Institute of Commercial Diplomacy and Arbitration
The Director of the Institute
The Director of the Institute of Commercial Diplomacy and Arbitration “Nicolae Titulescu” is
General de flotila(r) prof. univ. dr. Gavrila Jan
(extract from the Charter of the Institute)
(1) The executive and operational management of IDC is provided by the IDC Director, based upon agreements concluded, by law, with the IDC Board of Directors.
(2) The Director shall be the IDC legal representative in relation to third-parties, with other institutes from the country and abroad, with the central and local administration, with internal and international institutions or bodies.
(3) The Director is the authorising officer of the IDC.
(4) As IDC executive leader, the Director shall issue decisions, resolutions and give order on the matters found under its competence.
(5) The Director has the following duties:
a) to perform the operational leadership and management of the Institute, based on the management agreement;
b) to negotiate and sign the institutional agreement with the Levantine Commission - Balkanik Handel Haus (Balkan Trade House);
b) to enter into the management agreement with the Levantine Commission - Balkanik Handel Haus (Balkan Trade House);
d) to propose for approval to the IDC Board of Directors the structure and the rules of operation of the Institute;
e) to propose for approval to the IDC Board of Directors the budget draft and reports on budgetary implementation;
f) to submit to the IDC Board of Directors, for approval, during the month of April of each year, a report on budgetary implementation, a budget draft, as well as the report on the IDC status.
g) to manage the Board of Directors;
h) to perform other duties determined by the IDC Board of Directors, in accordance with the management agreement, the IDC Charter and the legislation in force.
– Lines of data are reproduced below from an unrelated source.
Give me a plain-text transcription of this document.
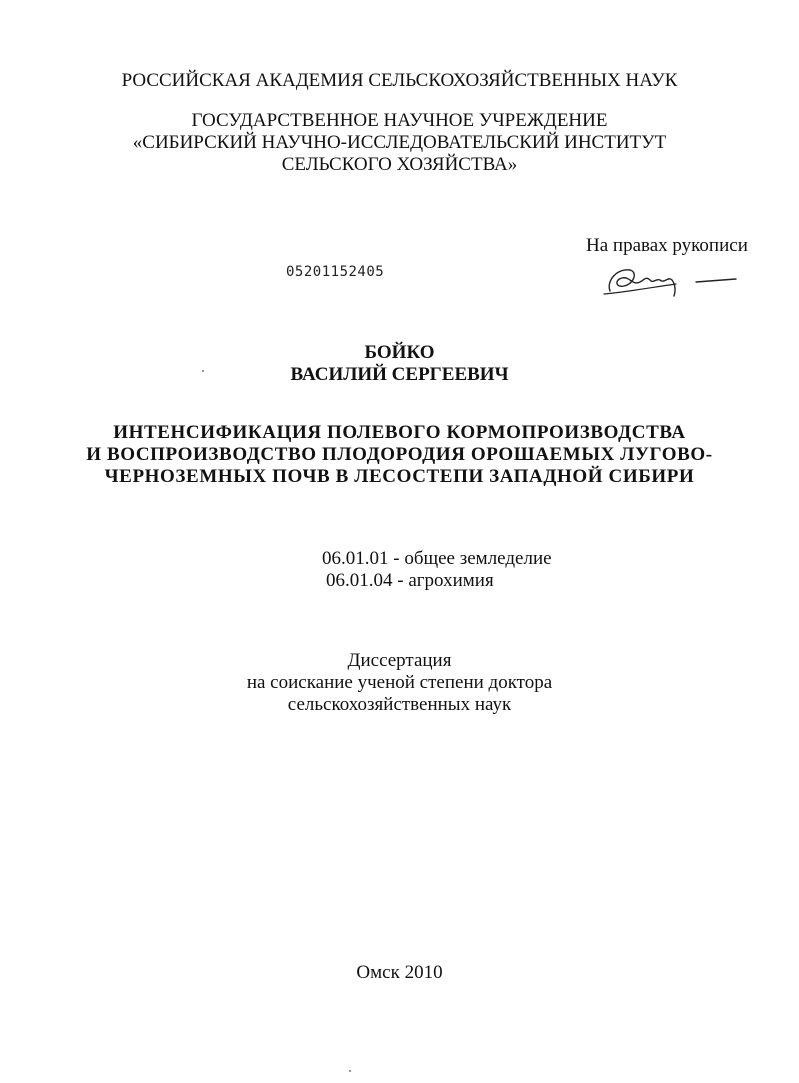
РОССИЙСКАЯ АКАДЕМИЯ СЕЛЬСКОХОЗЯЙСТВЕННЫХ НАУК
ГОСУДАРСТВЕННОЕ НАУЧНОЕ УЧРЕЖДЕНИЕ
«СИБИРСКИЙ НАУЧНО-ИССЛЕДОВАТЕЛЬСКИЙ ИНСТИТУТ
СЕЛЬСКОГО ХОЗЯЙСТВА»
На правах рукописи
05201152405
БОЙКО
ВАСИЛИЙ СЕРГЕЕВИЧ
ИНТЕНСИФИКАЦИЯ ПОЛЕВОГО КОРМОПРОИЗВОДСТВА
И ВОСПРОИЗВОДСТВО ПЛОДОРОДИЯ ОРОШАЕМЫХ ЛУГОВО-
ЧЕРНОЗЕМНЫХ ПОЧВ В ЛЕСОСТЕПИ ЗАПАДНОЙ СИБИРИ
06.01.01 - общее земледелие
06.01.04 - агрохимия
Диссертация
на соискание ученой степени доктора
сельскохозяйственных наук
Омск 2010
(6) The Director shall be held liable for the integrity and defence of the IDC multicultural structure.
(7) The Director proposes for approval to the IDC Board of Directors decision drafts on the IDC structure, operation and strategy, to achieve the mission and positions undertaken hereof.
(8) To exercise his/her duties, the Director shall be held liable by the Institute community and IDC Board of Directors.
(9) The Director shall submit reports for validation to the IDC Board of Directors. The annual report of the Director is a component of public accountability.
(10) In exercising its powers, the IDC Board of Directors may also request other reports from the Director. The Reports drafted by the Director are public documents.
(11) The Director shall appoint and release from office, under the law, any teaching and research staff, teaching assistants, as well as the technical and administrative staff, with the approval of the IDC Board of Directors.
(12) The Director shall order the registration and expelling of students, under the law and under IDC internal regulations. The complaints filed by candidates upon admission and by graduate students, during the graduation exams, shall be resolved by the Director or the General Chancellor, who makes the decision based upon the report prepared by the teachers involved.
(13) The Director shall coordinate the activity of applying the decisions of the IDC Board of Directors.
(14) The Director shall chair the institutional meetings attended, at any IDC level, except for the meetings considered protocol, which fall under the prerogative of the President.
(15) The privilege of representing the IDC by signature may be delegated to vice-chancellors. In case of absence for a period exceeding one month, the Chancellor shall appoint a substitute, in the person of a vice-chancellor.
(1) The appointment of the Director is made, under the law, by the President of the Levantine Commission - Balkanik Handel Haus (Balkan Trade House) . The provision herein is also valid for the General Chancellor and for administrative positions.
(2) The candidates to the position of director shall submit a management Programme, a curriculum vitae and the list of works, one month prior to the day of election. The aforementioned will be published on the IDC website and notice board.
(3) The Director may be suspended, for the reasons stipulated in the management agreement, IDC Board of Directors, upon the written recommendation of at least 1/3 of its members, by secret vote, and to the IDC Board of Directors. Within one month of suspension, a referendum is held at the Institute, for the dismissal of the Director. This can be done by simple majority of valid votes, without the quorum requirement.
(4) The same person may hold the position of IDC Director for maximum two terms. The interim exercise of the Chancellor position shall not be considered in counting mandates. One mandate is valid for 5 years.